Tuesday, March 28, 2006
Support your local strike committee. posted by Richard Seymour
The picket lines are out, and more than a million workers will not be crossing them today. I had a sneaking suspicion that the atmosphere of the Winter of Discontent would be evoked. And, shatter my bowels, here it is:The shockwaves from the one day strike are being felt across the country with schools closed, rubbish not being collected and bodies not being cremated.
Rubbish piled up in Leicester Square! The dead unburied! Hordes of children getting a day off school! Hell in a handbasket, I tell you.
What's remarkable - well, actually, highly predictable - is that the BBC noos presenters are trying their best to paint this as an attempt to increase council tax. The middle class presenter almost leapt out of her pink suit to exclaim at Dave Prentis: "This all comes back to ordinary council tax payers like me whose bills are going to go up!" The tendons in her neck almost snapped with outrage. Prentis retorted that it would not put taxes up a penny, since the result of any cut in Local Government Pension Schemes would be to force workers to rely on benefits and increased pensions from the state. But more important is that this pension scheme is being paid into by workers for the duration of their working lives. What the government proposes to do is to transfer approximately £100 billion from workers to the state, which they'll only go and spend on Trident, tax cuts for the rich and the next invasion. The whole purpose is to engineer a structural change in the British economy, radically altering working arrangements for every working person. 2.5 million people are on the Local Government Pension Scheme, which is about 10% of the workforce. Initiating such changes there will make it much easier to replicate among private sector workers. So this is hardly a sectional dispute: it's about fighting off an attack on the right of working class people to have a decent retirement, many of whom will not live until 65, who will literally be forced to work until they drop under these proposals. It is about an attempt by employers to increase the absolute amount of time we spend working for them and drastically decrease the amount of time they spend giving us back our unpaid wages, which is what pensions are. And of course, the government's attack targets some of the lowest paid workers, 70% of whom are women.

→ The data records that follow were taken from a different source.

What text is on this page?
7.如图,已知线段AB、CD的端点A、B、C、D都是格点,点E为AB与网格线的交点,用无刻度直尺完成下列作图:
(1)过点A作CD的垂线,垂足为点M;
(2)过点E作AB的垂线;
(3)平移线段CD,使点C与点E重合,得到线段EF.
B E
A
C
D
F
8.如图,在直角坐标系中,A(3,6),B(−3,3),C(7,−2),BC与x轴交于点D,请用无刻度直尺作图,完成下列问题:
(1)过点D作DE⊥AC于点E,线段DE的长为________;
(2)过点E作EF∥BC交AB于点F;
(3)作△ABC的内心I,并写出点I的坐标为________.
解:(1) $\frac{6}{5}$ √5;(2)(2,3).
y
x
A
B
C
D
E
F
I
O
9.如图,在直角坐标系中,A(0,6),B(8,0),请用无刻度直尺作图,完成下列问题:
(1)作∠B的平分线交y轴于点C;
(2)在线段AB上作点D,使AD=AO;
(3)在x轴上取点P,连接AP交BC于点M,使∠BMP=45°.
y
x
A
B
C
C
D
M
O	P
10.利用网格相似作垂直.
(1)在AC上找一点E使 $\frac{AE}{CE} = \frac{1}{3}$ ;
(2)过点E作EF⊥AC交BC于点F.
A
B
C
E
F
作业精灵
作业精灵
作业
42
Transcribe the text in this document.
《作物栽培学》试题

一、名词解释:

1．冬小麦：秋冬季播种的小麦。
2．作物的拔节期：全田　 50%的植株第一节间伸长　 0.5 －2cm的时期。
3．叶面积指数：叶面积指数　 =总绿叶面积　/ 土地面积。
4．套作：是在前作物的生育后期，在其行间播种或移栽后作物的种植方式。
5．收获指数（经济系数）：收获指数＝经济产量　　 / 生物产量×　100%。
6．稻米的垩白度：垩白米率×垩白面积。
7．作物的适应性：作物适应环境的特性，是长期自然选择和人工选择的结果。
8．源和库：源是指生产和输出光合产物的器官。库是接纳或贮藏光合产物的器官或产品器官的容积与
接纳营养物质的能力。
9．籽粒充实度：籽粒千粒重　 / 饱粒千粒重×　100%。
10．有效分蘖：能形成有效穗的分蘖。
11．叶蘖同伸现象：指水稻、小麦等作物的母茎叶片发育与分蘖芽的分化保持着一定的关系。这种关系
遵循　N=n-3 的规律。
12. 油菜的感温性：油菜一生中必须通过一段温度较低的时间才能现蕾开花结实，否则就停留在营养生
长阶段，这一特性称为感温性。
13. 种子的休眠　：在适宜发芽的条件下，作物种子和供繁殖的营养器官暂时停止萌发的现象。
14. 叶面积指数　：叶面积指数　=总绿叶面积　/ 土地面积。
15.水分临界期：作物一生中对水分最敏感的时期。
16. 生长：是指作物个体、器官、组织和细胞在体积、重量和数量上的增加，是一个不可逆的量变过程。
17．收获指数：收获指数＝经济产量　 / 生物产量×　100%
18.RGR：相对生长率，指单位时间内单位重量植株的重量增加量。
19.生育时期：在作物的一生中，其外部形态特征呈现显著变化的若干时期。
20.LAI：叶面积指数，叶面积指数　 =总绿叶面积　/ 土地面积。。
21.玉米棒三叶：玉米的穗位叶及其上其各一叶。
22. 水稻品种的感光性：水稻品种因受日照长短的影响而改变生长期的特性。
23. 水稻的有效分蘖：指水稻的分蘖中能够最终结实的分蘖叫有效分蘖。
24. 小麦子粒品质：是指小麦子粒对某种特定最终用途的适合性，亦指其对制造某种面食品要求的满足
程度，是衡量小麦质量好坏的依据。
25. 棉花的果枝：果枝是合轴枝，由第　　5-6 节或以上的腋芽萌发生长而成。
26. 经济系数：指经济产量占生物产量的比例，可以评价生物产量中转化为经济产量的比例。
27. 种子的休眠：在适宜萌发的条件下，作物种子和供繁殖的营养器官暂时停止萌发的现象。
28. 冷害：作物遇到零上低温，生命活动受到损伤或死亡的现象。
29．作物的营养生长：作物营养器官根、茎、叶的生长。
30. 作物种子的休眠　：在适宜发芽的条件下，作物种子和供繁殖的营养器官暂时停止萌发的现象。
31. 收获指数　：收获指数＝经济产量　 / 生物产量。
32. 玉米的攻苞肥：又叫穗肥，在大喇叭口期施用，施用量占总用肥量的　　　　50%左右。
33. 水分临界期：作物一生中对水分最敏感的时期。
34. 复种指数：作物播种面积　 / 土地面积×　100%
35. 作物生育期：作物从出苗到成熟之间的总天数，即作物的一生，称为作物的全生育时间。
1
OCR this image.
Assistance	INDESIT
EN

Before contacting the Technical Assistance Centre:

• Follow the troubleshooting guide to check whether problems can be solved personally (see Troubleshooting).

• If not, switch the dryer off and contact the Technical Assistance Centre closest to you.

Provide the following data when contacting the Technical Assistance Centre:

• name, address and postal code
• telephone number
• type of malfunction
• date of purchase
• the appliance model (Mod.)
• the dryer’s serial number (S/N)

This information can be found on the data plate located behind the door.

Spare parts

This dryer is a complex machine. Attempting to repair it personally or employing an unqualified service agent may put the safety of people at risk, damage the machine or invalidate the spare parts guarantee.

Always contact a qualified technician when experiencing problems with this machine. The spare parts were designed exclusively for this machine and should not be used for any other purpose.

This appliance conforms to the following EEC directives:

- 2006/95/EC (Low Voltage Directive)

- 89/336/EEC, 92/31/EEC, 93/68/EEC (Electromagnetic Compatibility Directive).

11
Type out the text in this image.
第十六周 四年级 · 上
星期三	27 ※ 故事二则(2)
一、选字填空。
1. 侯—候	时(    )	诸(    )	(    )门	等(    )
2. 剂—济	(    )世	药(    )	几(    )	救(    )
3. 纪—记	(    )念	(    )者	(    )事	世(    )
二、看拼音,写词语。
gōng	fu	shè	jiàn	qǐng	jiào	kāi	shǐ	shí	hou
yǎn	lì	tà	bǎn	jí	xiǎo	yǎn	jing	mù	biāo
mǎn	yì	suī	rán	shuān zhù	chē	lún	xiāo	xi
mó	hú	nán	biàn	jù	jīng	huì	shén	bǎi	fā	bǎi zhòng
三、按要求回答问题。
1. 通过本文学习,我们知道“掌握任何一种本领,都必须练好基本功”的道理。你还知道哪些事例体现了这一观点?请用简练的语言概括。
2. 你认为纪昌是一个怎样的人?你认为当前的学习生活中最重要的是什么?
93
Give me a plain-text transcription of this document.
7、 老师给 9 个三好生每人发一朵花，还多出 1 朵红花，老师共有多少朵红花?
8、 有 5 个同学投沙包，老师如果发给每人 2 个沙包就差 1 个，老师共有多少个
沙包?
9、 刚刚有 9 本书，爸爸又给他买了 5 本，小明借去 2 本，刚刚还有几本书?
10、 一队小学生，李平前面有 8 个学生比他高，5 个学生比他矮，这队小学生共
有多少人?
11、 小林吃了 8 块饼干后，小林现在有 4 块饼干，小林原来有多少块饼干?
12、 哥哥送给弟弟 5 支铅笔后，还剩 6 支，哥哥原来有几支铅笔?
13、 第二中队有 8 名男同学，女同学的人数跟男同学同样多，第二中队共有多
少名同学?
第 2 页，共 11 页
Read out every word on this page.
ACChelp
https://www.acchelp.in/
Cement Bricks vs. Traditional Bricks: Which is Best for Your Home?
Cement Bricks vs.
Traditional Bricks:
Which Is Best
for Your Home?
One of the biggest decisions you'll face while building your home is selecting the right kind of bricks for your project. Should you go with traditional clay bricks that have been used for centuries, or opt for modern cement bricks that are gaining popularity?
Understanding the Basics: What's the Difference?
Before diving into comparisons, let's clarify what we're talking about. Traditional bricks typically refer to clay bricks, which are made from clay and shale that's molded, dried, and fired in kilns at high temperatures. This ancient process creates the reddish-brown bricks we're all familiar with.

Meanwhile, a general strike has started in France, and it is expected that about 135 rallies will be held to demonstrate solidarity. Transport workers are already out which means that only a real scab commuter could actually get to work today anyway. Airlines like Ryanair and Easyjet have cancelled flights to France.
Some photos and narrative from the French upheaval here (via Long Sunday). And here they've taken to torching shiny cars, taking a leaf out of the book of the banlieue rioters.